Emulation & Inference
The exploration of complex physical phenomena, from the evolution of the universe to intricate fluid dynamics, heavily relies on high-fidelity numerical simulations. While these simulations provide invaluable insights, their computational cost often renders them impractical for extensive parameter space exploration, robust uncertainty quantification, or real-time applications. This limitation creates a significant bottleneck in scientific discovery, hindering efficient model calibration and rapid system design.

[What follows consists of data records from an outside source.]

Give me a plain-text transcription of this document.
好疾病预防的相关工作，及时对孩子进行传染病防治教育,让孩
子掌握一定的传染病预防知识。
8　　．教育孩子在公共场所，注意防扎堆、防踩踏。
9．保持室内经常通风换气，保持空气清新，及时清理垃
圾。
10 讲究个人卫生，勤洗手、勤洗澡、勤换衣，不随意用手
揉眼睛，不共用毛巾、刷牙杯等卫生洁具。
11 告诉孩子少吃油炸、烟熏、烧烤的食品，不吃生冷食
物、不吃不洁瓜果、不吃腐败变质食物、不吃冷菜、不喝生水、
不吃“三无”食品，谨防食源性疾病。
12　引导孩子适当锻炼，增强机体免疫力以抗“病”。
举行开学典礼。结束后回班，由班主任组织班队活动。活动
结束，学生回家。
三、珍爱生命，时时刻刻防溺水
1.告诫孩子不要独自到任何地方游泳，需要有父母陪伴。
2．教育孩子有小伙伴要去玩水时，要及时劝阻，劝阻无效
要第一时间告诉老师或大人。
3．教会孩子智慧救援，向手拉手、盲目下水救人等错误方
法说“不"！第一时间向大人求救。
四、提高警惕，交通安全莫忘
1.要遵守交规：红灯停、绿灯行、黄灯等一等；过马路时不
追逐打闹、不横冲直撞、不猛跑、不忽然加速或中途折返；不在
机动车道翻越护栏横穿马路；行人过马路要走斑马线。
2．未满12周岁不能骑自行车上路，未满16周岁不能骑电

To overcome these challenges, the field of scientific machine learning develops surrogate models, often termed emulators or reduced-order models. These data-driven approximations are trained on limited high-fidelity simulation outputs to rapidly predict outcomes for new inputs, dramatically accelerating scientific workflows. Methodologies leverage neural networks, Gaussian processes, and dimensionality reduction. A critical aspect involves incorporating probabilistic frameworks, allowing emulators not only to predict but also to quantify associated uncertainty, which is essential for reliable scientific inference.

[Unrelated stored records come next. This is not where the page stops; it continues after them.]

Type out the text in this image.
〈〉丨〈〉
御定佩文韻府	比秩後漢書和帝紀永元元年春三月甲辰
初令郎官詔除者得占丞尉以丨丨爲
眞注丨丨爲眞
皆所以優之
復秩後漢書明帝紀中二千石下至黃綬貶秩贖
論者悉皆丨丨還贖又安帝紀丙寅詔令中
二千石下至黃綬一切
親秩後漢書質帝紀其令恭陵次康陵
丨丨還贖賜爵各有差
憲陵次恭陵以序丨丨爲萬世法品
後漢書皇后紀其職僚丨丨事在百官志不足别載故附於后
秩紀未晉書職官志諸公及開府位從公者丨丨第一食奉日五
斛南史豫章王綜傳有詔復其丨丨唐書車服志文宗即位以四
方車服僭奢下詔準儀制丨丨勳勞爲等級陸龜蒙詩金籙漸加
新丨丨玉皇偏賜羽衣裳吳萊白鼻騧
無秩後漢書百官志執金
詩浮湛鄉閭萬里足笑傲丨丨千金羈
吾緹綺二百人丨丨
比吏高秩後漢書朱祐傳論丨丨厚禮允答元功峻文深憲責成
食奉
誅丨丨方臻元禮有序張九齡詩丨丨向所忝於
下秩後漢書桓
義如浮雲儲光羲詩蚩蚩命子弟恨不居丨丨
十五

Such surrogate modeling transforms various scientific disciplines. In cosmology, emulators enable efficient parameter inference for large-scale structure observations, facilitating the study of dark energy, dark matter, and modified gravity, as well as unresolved subgrid processes. In fluid dynamics, they allow rapid prediction of flow fields under varying conditions, offering pathways for real-time control, optimization, and recovery of missing data, bridging the gap between theoretical modeling and practical engineering applications.
My research focuses on developing and applying cutting-edge machine learning and statistical methods to construct highly accurate, efficient, and robust emulators and reduced-order models. I have developed novel differentiable emulators, such as SHAMNet, for predicting large-scale structure observables, significantly accelerating cosmological parameter inference and modified gravity exploration via gradient-based optimization. My work also extends to developing probabilistic neural networks for fluid flow surrogate modeling, providing rapid predictions, crucial uncertainty quantification, and facilitating data recovery from sparse measurements. A key technical contribution involves latent-space time evolution using Gaussian process emulation to create non-intrusive reduced-order models for complex, time-dependent systems.
These advancements have a profound impact. In cosmology, I have applied emulator-based inference to constrain complex subgrid models governing baryonic effects and developed matter power spectrum emulators for f(R) modified gravity cosmologies. In fluid dynamics, my probabilistic surrogates provide tools for real-time analysis and control. Collectively, my contributions enable faster scientific discovery, more reliable uncertainty quantification, and the ability to tackle previously intractable problems in both fundamental physics and applied engineering.